Takuro Someya Contemporary Art is pleased to announce the opening of the solo exhibition Nature Observation by artist duo Mai Yamashita + Naoto Kobayashi from May 12 through June 23, 2018. This exhibition will be their first solo show at TSCA since The Four Souvenirs and The Book in 2011. Yamashita and Kobayashi have been working officially as an artist duo since 2001 and have produced and showcased works across a wide range of mediums—in particular through video and sculpture—both within and outside of Japan.
Nature has continuously been a core theme of their practice, including How to Make a Mountain Sculpture (2006-2010): a sculpture and photograph series created while visiting the Swiss Alps. Nature Observation presents four new video pieces that evenly showcase their handling of varying subject matters: namely, stones, the ocean, mountains, dogs, stars, and humans. Rather than posing nature as an opponent to humankind, the viewpoint narrated in these artworks regards everything—from people to the universe—as a part of the flow of nature.
In the work Letting the Mountains Hear the Voice of the Ocean—a video installation projected on two screens in the main venue—Yamashita and Kobayashi trek through a mountain while releasing the recorded sounds of the sea from a speaker.

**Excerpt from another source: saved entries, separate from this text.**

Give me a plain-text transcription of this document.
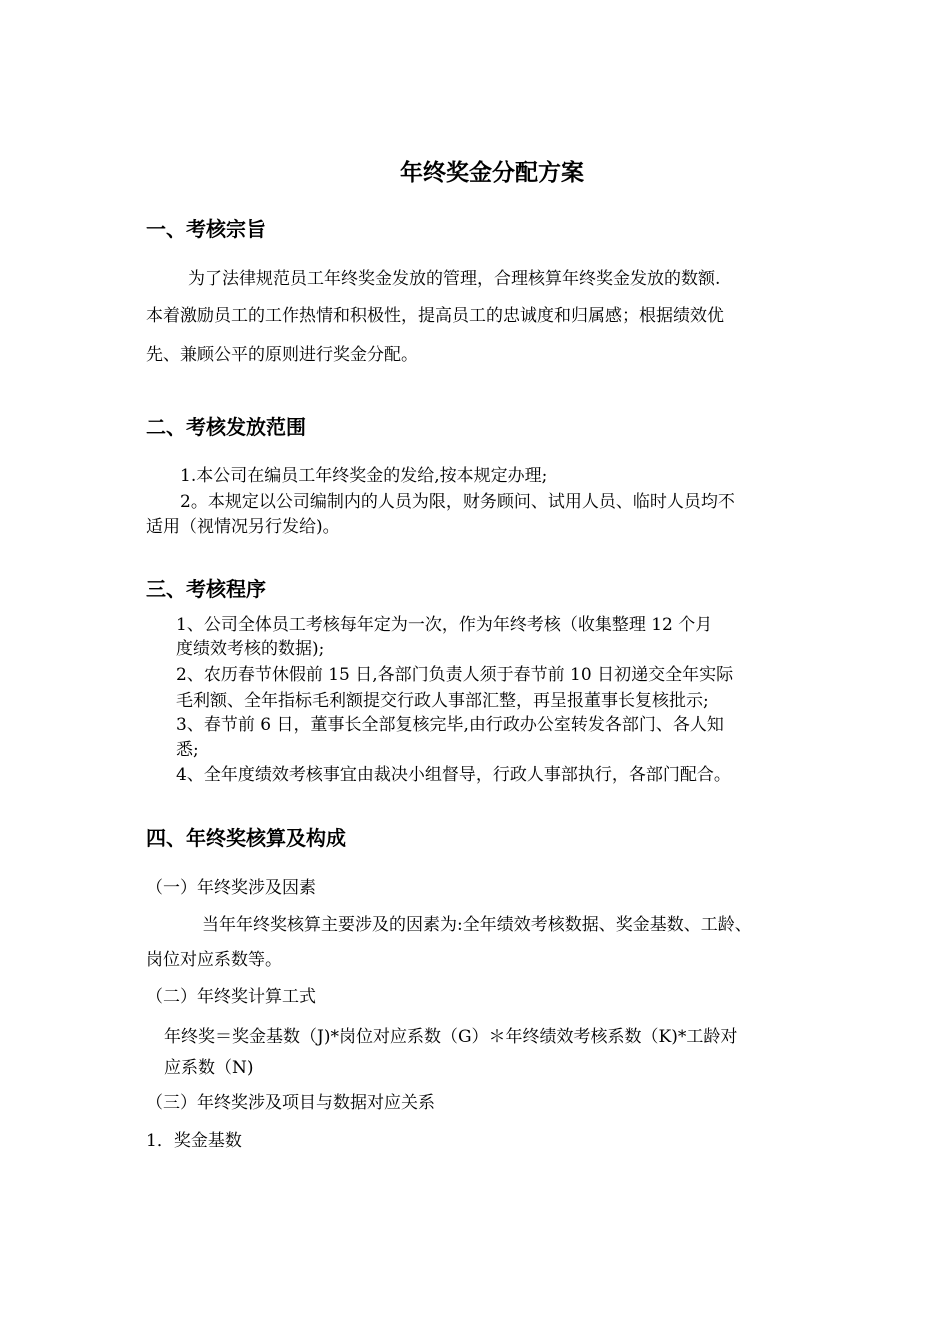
年终奖金分配方案
一、考核宗旨
为了法律规范员工年终奖金发放的管理，合理核算年终奖金发放的数额.
本着激励员工的工作热情和积极性，提高员工的忠诚度和归属感；根据绩效优
先、兼顾公平的原则进行奖金分配。
二、考核发放范围
1.本公司在编员工年终奖金的发给,按本规定办理;
2。本规定以公司编制内的人员为限，财务顾问、试用人员、临时人员均不
适用（视情况另行发给)。
三、考核程序
1、公司全体员工考核每年定为一次，作为年终考核（收集整理 12 个月
度绩效考核的数据);
2、农历春节休假前 15 日,各部门负责人须于春节前 10 日初递交全年实际
毛利额、全年指标毛利额提交行政人事部汇整，再呈报董事长复核批示;
3、春节前 6 日，董事长全部复核完毕,由行政办公室转发各部门、各人知
悉;
4、全年度绩效考核事宜由裁决小组督导，行政人事部执行，各部门配合。
四、年终奖核算及构成
（一）年终奖涉及因素
当年年终奖核算主要涉及的因素为:全年绩效考核数据、奖金基数、工龄、
岗位对应系数等。
（二）年终奖计算工式
年终奖＝奖金基数（J)*岗位对应系数（G）＊年终绩效考核系数（K)*工龄对
应系数（N)
（三）年终奖涉及项目与数据对应关系
1．奖金基数
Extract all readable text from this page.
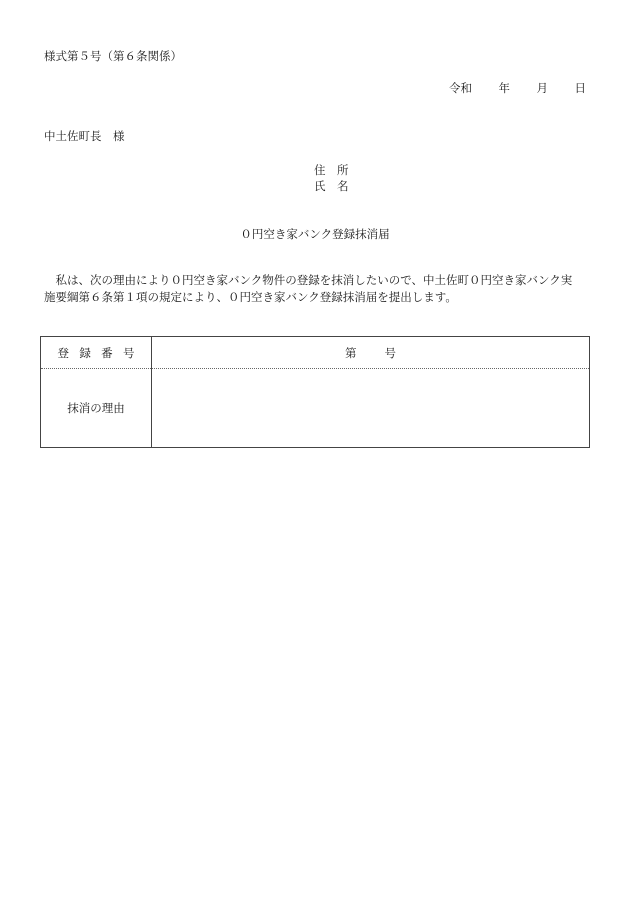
様式第５号（第６条関係）
令和 年 月 日
中土佐町長　様
住　所
氏　名
０円空き家バンク登録抹消届

　私は、次の理由により０円空き家バンク物件の登録を抹消したいので、中土佐町０円空き家バンク実

施要綱第６条第１項の規定により、０円空き家バンク登録抹消届を提出します。

登録番号	第 号
抹消の理由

This activity, in turn, allows for the trees, birds, and alpine to listen to the flow of ocean’s waves. As nature’s two oppositions face each other, a sense of disorder is suddenly felt and this perception, in a way, reminds us of “dépaysement”: the French word to describe displacement or disorientation often used in surrealism.
On the other hand, in the work Cairn—in which the artists consciously imitate the Mono-ha (School of Things) style—the duo physically piles on top of one another to literally reenact a human-made cairn (heap of stones). This contemplative piece aims to question the relationship between living and non-living things.
Another video work, Dog or Ocean, depicts the artists’ dog, Anne, barking endlessly at the breaking waves of the ocean. This work depicts a mysterious confrontation between Anne and the ocean, where the canine seemingly perceives the waves as living things. Anne challenges the gushing tide to a battle, and from time to time, the waves begin to crash harder as if responding to the match.
Polaris, which will be shown in the smaller section of the gallery, is a video work that utilizes footage of the night sky to further magnify just a few pixels of the North Star. In turn, the light of this star, which has historically guided humans as a signpost to follow the right path, will illuminate the small room.
We would like to invite you to this exhibit that hopes to display the animistic view Yamashita and Kobayashi have developed in the recent years.